Like other Syrian Christians in India, members of the Syro-Malankara church proudly trace their origin to Saint Thomas the Apostle, who is said to have built seven churches in India beginning in 52 AD and to have been martyred near Chennai. Mar (Bishop) Ivanios led five members of the Malankara Orthodox Syrian Church, one group of heirs to the Thomas Christian legacy, to join into communion with Rome in 1930. In 1932, the Syro-Malankara church was officially established by Pope Pius XI, under the leadership of Mar Ivanios.

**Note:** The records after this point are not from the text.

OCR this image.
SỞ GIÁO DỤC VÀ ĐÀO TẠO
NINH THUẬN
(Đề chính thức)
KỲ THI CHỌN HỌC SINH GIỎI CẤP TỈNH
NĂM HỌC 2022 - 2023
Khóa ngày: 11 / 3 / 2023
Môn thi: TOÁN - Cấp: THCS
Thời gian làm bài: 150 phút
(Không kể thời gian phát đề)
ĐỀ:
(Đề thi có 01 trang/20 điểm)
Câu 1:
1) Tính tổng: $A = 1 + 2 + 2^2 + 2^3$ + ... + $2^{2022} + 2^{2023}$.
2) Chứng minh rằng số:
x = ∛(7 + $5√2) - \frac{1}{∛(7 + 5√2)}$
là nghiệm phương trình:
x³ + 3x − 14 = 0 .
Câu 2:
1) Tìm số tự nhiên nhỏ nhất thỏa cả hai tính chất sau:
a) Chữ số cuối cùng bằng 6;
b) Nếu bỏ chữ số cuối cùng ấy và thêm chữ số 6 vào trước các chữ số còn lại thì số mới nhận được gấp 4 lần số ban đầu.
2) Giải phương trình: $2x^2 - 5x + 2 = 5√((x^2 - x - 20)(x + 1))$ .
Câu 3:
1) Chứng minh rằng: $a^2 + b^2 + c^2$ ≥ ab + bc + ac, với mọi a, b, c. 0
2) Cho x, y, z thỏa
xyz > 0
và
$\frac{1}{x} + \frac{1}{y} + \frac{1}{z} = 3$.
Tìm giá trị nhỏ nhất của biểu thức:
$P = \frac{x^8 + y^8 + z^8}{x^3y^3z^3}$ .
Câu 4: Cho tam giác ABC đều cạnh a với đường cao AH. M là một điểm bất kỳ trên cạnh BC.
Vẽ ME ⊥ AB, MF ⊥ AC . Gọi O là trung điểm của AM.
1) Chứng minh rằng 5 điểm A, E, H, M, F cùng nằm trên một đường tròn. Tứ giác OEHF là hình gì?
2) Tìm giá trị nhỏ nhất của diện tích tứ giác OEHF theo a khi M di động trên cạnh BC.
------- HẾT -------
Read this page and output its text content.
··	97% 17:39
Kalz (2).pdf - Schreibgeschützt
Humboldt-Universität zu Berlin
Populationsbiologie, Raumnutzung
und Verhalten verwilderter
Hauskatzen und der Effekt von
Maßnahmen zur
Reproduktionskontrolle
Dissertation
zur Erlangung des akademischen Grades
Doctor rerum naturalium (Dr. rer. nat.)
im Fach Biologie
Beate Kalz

The adjective “Syro” in Syro-Malankara, like the broader term "Syrian Christian," refers not to Syrian ethnicity in India, but to the liturgical rite that the Christians celebrate. As K. C. Zachariah observes, "most of the present-day Syrian Christians are descendants of converts from among Hindus. There may be some faint traces of Syrian blood in a few Syrian Christian families, but the vast majority of the community today belongs to one or other of an Indian race, Dravidian or Aryan. In language, dress and other customs, they do not differ from their Hindu counterparts."1
Syro-Malankara liturgy is referred to as the Holy Qurbono, and the liturgy defines the church’s identity. By the church’s own description, "The whole life of piety of the oriental faithful is centered on their liturgy. They do not have very many pious exercises as the Christians of the Western Church. Their life of prayer is lived in and through the liturgical celebrations."
Syro-Malabar Catholics, Syro-Malankara, and Latin Catholics may receive communion at each other’s liturgies. The Syro-Malankara church has its own hierarchy and clergy, headed in the particular church by His Beatitude Moran Mor Baselios Cleemis Catholicos, who is a cardinal in the Roman church under the leadership of the pope.
The church has its own liturgical calendar, fasts and feast days.
- 1K. C. Zachariah, "The Syrian Christians of Kerala: Demographic and Socioeconomic Transition in the Twentieth Century" (working paper, Center for Development Studies, Thiruvananthapuram, November 2001), 9.